Когда мне было тринадцать лет и я впервые осознала весь ужас своего уродства - и не только то, что мне трудно подниматься по лестнице, что я быстро устаю, не могу ездить со всеми на охоту, но и поняла, что на мне не женится ни один мужчина и у меня не будет детей, - я легла на кровать и, страстно желая покинуть этот мир, молила Бога даровать мне смерть. Обливаясь потом, я, рыдая, корчилась на постели, но не умирала! Только преждевременно постарела. В шестнадцать лет я выглядела как сорокалетняя женщина после родов с морщинистым, серым лицом. Бывают такие больные персики и груши, совсем как я, - в пятнах, созревшие раньше других и гниющие у подножия деревьев, пока другие дозревают, наливаясь красотой. В порыве болезненной причуды я иногда поднимала один из таких плодов и откусывала нетронутую гнилью часть. Тогда пропадало не все.
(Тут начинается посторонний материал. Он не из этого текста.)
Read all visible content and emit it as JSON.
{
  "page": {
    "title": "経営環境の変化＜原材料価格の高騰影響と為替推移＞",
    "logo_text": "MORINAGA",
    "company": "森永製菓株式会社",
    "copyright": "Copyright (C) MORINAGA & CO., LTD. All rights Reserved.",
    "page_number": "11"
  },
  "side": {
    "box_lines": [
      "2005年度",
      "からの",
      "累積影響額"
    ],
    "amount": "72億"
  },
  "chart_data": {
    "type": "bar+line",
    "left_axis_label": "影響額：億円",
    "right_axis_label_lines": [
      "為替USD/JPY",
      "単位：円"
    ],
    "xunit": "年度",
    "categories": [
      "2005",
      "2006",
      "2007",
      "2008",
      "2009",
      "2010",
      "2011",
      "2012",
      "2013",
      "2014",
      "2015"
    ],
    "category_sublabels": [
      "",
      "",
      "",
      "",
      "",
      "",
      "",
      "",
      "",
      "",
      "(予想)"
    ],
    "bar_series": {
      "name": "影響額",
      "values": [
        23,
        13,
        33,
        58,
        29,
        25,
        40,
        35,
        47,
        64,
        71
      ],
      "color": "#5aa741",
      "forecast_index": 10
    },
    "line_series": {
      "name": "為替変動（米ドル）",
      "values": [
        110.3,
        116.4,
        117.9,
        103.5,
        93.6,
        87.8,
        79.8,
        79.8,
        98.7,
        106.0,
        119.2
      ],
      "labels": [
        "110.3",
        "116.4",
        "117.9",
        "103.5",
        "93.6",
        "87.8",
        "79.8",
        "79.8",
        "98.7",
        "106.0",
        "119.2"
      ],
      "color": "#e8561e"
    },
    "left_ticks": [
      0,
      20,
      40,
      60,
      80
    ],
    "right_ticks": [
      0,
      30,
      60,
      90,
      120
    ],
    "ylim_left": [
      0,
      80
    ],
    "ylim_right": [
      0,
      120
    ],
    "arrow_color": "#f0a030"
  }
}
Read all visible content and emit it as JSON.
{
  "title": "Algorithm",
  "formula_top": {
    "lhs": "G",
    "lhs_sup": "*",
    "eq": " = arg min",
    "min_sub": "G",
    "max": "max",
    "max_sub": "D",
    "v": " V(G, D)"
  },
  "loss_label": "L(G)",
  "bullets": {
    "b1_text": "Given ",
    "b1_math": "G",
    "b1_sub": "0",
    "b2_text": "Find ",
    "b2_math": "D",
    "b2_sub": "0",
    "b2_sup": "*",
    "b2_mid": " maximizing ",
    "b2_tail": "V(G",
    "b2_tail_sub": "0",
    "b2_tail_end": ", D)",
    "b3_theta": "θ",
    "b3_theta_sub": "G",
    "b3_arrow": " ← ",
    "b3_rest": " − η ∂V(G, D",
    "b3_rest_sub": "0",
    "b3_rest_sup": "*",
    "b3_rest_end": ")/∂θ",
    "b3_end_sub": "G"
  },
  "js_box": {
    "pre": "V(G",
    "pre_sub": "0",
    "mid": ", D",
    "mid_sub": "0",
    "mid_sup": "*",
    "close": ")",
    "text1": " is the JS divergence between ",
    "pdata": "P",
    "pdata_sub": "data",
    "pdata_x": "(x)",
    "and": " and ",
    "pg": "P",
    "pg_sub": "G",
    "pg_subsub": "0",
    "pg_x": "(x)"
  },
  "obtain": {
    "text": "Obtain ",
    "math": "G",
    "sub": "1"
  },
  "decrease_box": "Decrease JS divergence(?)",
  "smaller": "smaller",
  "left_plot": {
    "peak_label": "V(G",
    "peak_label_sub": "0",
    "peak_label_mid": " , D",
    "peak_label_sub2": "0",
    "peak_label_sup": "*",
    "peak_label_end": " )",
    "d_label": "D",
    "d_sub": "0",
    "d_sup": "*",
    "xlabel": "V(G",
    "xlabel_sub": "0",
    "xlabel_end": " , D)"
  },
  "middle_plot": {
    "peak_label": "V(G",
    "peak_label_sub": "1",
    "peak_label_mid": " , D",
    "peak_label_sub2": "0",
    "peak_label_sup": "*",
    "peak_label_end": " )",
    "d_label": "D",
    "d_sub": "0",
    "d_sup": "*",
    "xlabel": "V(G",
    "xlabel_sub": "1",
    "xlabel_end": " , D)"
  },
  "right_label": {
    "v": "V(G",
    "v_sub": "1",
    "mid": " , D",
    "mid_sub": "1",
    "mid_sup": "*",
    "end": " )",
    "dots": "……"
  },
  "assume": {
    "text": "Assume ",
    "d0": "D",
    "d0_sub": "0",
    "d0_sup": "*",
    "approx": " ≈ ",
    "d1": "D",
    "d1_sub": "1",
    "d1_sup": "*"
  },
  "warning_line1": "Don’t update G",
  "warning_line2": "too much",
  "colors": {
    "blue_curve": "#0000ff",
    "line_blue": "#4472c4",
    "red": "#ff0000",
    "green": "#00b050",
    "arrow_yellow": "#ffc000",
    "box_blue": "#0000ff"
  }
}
Да, если бы я смогла вырвать Блонделя из будуара, из рук Беренгарии, у него самого, я бы тоже пропала не вся.
Той ночью выпало немного снега, и когда мы проснулись, все комнаты были залиты ярким, каким-то нереальным отраженным светом. Было очень холодно, но в небе цвета дикого гиацинта сияло солнце.
Беренгария начала день с того, что велела Кэтрин принести тяжелый, окованный железом ящичек, в котором хранила свои драгоценности.
- Отыщем это кольцо, и ты напишешь сопроводительное письмо, хорошо, Анна? - многозначительно посмотрев на меня, сказала она.
- Всему свое время, - возразила я, возвращая ей взгляд. - Сначала я пойду полюбоваться снегом. Блондель, вы никогда не видели Памплону под снегом? Если хотите, пойдемте со мной, я покажу вам мое любимое место, откуда виден весь город.
Мы поднялись с ним на галерею, откуда я обычно смотрела на поединки рыцарей. Внизу, под нами, лежало гладкое, неистоптанное турнирное поле, а за внешней стеной теснились крыши множества небольших домиков, сверкавшие на солнце искристым снегом. Зрелище было совершенно волшебным, и мы постояли молча, глядя на эту красоту с почти детским восхищением.
- Как красиво, - проговорил он наконец. - Я рад, что вы вытащили меня на улицу. А теперь не лучше ли нам вернуться? По-моему, для вас здесь довольно холодно.
- Собственно, я увела вас из замка потому, что должна вам кое-что сказать, - возразила я. - Давайте поищем более закрытое от ветра место.
Мы обошли южную сторону Римской башни и остановились в залитом солнцем месте, защищенном от дувшего с гор ветра, гнавшего на город снежную тучу. Я смахнула с камня снег и села, плотнее завернувшись в плащ. Мы сидели в одной из ниш в стене, откуда защитники замка могли стрелять из лука, бросать камни, лить кипящее масло или просто кипяток на головы врагов и укрываться за каменной стеной - места здесь хватало как раз для двоих. Я была ближе к нему, чем когда-либо раньше, смотрела на него и в ярком свете видела смешинки в его глазах и редкие серебряные нити в золоте волос.